Drew Barrymore gets in touch with her anti-social side
America is used to watching Drew Barrymore as a sweet and self-deprecating girlfriend, an if-looks-could kill spy - even a little girl who hangs out with space aliens. But a debutante-turned-recluse who holes up on Long Island with her equally eccentric mother, aging spectacularly in the process? Not so much.
From the moment Edith "Little Edie" Bouvier Beale appears waving a flag almost maniacally through the opening scenes of Grey Gardens, it's clear this is not the Drew Barrymore you've gotten used to seeing. In fact, it took the actress a while to get used to the idea herself. "For the first few weeks of shooting," she says, "I was like, 'I've never been this scared.' I just wanted so bad to become her. She would obsess on the fear of things. And I was obsessing on the fear of this. I just felt like if I failed this test that the stakes were just too high for me."
To understand a woman whose leap from the pinnacle of New York society had already inspired myriad news articles, a documentary film and a Broadway musical, Barrymore began by seeking a similar sense of isolation, unmooring herself from her own life for the three months of production. "I wanted to understand what it was like to have a life where you didn't have anybody," she says. "My life is full of people, it couldn't be more opposite.
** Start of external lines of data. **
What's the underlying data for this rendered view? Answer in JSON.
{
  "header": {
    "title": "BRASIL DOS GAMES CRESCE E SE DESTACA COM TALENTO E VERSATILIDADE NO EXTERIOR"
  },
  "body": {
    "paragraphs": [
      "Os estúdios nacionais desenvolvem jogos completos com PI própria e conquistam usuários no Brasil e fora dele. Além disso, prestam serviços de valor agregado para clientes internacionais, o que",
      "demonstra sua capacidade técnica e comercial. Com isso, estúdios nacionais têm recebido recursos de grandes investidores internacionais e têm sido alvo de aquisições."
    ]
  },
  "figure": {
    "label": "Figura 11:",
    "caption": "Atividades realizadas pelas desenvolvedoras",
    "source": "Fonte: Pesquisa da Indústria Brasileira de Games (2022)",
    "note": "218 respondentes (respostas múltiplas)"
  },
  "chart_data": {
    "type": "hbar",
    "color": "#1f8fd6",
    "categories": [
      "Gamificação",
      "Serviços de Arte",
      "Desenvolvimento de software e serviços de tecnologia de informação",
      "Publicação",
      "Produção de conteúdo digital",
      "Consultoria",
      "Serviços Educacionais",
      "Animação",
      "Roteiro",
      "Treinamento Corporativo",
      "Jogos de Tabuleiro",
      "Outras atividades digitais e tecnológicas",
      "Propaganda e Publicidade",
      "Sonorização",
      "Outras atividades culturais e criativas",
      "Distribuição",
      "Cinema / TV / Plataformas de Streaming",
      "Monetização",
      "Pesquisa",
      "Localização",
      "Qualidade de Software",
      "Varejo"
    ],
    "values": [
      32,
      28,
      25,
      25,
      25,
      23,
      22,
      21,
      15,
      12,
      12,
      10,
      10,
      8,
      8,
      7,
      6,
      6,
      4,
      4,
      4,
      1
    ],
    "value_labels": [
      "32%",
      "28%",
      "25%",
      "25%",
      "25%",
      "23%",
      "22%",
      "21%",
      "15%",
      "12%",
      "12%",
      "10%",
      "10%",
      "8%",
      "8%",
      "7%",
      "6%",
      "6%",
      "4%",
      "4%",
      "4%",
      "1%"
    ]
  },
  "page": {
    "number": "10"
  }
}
So I just figured, if I cut everybody off, then I would understand what it was like to have nothing and nobody."
The experience was hardly pleasant: Reading Edie's journals while watching nervously as her own writing veered onto a strangely gratifying parallel, along with a year working with a voice coach to nail down Little Edie's unique accent - an affected blend of Long Island, Boston, English and pretty much anything else the girl had ever heard.
"It's just so different than mine," Barrymore says. "It took me so long, because I talk, you know, like an 18-year-old Valley girl, out of the side of my face. I studied every scene in the documentary and learned how to do each one pitch perfect, according to her attitude and intonations. But then the hardest part for me was doing her voice at 18 and 36, because I wanted it to have threads and colors of the person who we were to grow into."
The exhausting work has prepared her not only for the role, but for the scrutiny her film will surely receive from a cult following who's already fallen in love with its previous iterations. "That was always a factor in the big fear of all of this," she says. "But mostly I just didn't even know myself if I could pull it all off. So I was harsher to myself than I think anybody possibly could be. Trust me - nobody could do to me what I haven't done to myself already over this."